A medida amplia a pressão sobre Teerã e ocorre um dia após o presidente dos Estados Unidos, Donald Trump, declarar que pretende assumir o controle do Estreito de Ormuz, uma das principais rotas marítimas para o transporte mundial de petróleo e gás natural.
Em publicação na rede Truth Social, Trump afirmou que os Estados Unidos passarão a atuar como "guardiões" da passagem marítima e anunciou a intenção de cobrar um pedágio equivalente a 20% do valor das cargas transportadas pelo estreito. Segundo o presidente americano, a cobrança serviria para compensar os custos da segurança na região.
Bloqueio será ampliado
De acordo com a Marinha dos Estados Unidos, o bloqueio não ficará restrito à entrada do Estreito de Ormuz. A operação será estendida a toda a costa iraniana com o objetivo de impedir a circulação de embarcações que tenham origem ou destino em portos e terminais petrolíferos do Irã.
Apesar da ampliação da fiscalização, os militares informaram que embarcações consideradas neutras continuarão autorizadas a navegar pela região. Ainda assim, todos os navios serão submetidos a inspeções militares antes de seguir viagem.
A decisão representa uma mudança em relação ao acordo de paz firmado entre Estados Unidos e Irã em junho, que previa o encerramento do bloqueio naval e a reabertura da passagem sem cobranças durante um período de 60 dias.

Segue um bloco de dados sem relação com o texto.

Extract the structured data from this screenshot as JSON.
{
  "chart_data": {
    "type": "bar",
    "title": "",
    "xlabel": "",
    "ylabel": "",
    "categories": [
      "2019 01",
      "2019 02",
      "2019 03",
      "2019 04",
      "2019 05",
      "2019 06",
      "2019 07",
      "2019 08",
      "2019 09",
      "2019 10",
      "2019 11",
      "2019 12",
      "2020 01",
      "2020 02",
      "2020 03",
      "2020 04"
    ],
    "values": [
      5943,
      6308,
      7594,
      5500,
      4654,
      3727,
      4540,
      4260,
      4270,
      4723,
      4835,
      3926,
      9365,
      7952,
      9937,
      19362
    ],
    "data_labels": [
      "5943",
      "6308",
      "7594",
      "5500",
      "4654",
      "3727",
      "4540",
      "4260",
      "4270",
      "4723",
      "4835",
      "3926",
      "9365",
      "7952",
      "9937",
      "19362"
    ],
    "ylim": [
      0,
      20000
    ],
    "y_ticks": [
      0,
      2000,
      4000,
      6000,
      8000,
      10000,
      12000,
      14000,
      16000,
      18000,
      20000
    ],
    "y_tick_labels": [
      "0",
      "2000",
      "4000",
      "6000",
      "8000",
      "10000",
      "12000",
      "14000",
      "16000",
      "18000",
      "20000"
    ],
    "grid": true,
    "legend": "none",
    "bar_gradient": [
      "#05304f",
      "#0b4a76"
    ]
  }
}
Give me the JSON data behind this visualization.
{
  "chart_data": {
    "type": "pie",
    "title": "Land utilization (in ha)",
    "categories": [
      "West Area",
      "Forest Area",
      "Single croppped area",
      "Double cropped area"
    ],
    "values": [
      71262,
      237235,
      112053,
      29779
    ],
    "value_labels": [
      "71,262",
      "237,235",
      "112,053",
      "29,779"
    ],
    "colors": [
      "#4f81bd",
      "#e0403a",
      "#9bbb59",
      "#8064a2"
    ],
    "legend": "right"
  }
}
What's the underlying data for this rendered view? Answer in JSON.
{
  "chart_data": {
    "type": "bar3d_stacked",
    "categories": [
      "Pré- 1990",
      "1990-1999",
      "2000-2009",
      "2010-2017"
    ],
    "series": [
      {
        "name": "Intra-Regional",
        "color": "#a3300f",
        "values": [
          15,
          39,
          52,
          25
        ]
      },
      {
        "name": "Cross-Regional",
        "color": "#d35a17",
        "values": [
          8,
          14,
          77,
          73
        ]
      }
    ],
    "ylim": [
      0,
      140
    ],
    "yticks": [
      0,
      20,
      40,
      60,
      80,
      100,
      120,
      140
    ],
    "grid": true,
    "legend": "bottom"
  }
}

Trump defende controle do Estreito de Ormuz
Em entrevista à emissora Fox News, Trump afirmou que os Estados Unidos devem administrar o Estreito de Ormuz por considerarem que são responsáveis por garantir a segurança da navegação internacional.
Pouco depois, reforçou a posição nas redes sociais, afirmando que todos os países continuarão tendo acesso livre à rota marítima, mas deverão contribuir financeiramente com os custos da operação por meio da cobrança de 20% sobre as cargas transportadas.
A proposta contrasta com declarações feitas pelo próprio presidente em junho, quando afirmou que não haveria cobrança de pedágio para utilização da passagem.
O Estreito de Ormuz possui cerca de 50 quilômetros de largura e liga o Golfo Pérsico ao Golfo de Omã e ao Oceano Índico. Antes da escalada militar entre os dois países, aproximadamente 20% de todo o petróleo e gás comercializado no mundo passava diariamente pelo corredor marítimo.
Irã rejeita proposta e faz novas ameaças
O governo iraniano reagiu imediatamente às declarações de Trump. Em comunicado, o comando militar do país afirmou que não aceitará qualquer tentativa dos Estados Unidos de administrar o Estreito de Ormuz.
Segundo Teerã, qualquer embarcação americana que tente operar na região sem autorização iraniana poderá enfrentar resposta militar. O comunicado também advertiu que eventuais países da região que cooperarem com Washington poderão ser considerados participantes do conflito.
A Guarda Revolucionária do Irã reiterou que mantém o controle sobre o estreito e afirmou que a intervenção americana representa um risco para o abastecimento global de petróleo e gás.
Enquanto o Irã sustenta que a passagem permanece fechada desde o último sábado, os Estados Unidos negam o bloqueio total e afirmam que a navegação continua aberta para embarcações autorizadas. A divergência amplia a incerteza sobre a segurança em uma das áreas mais estratégicas para o comércio internacional de energia.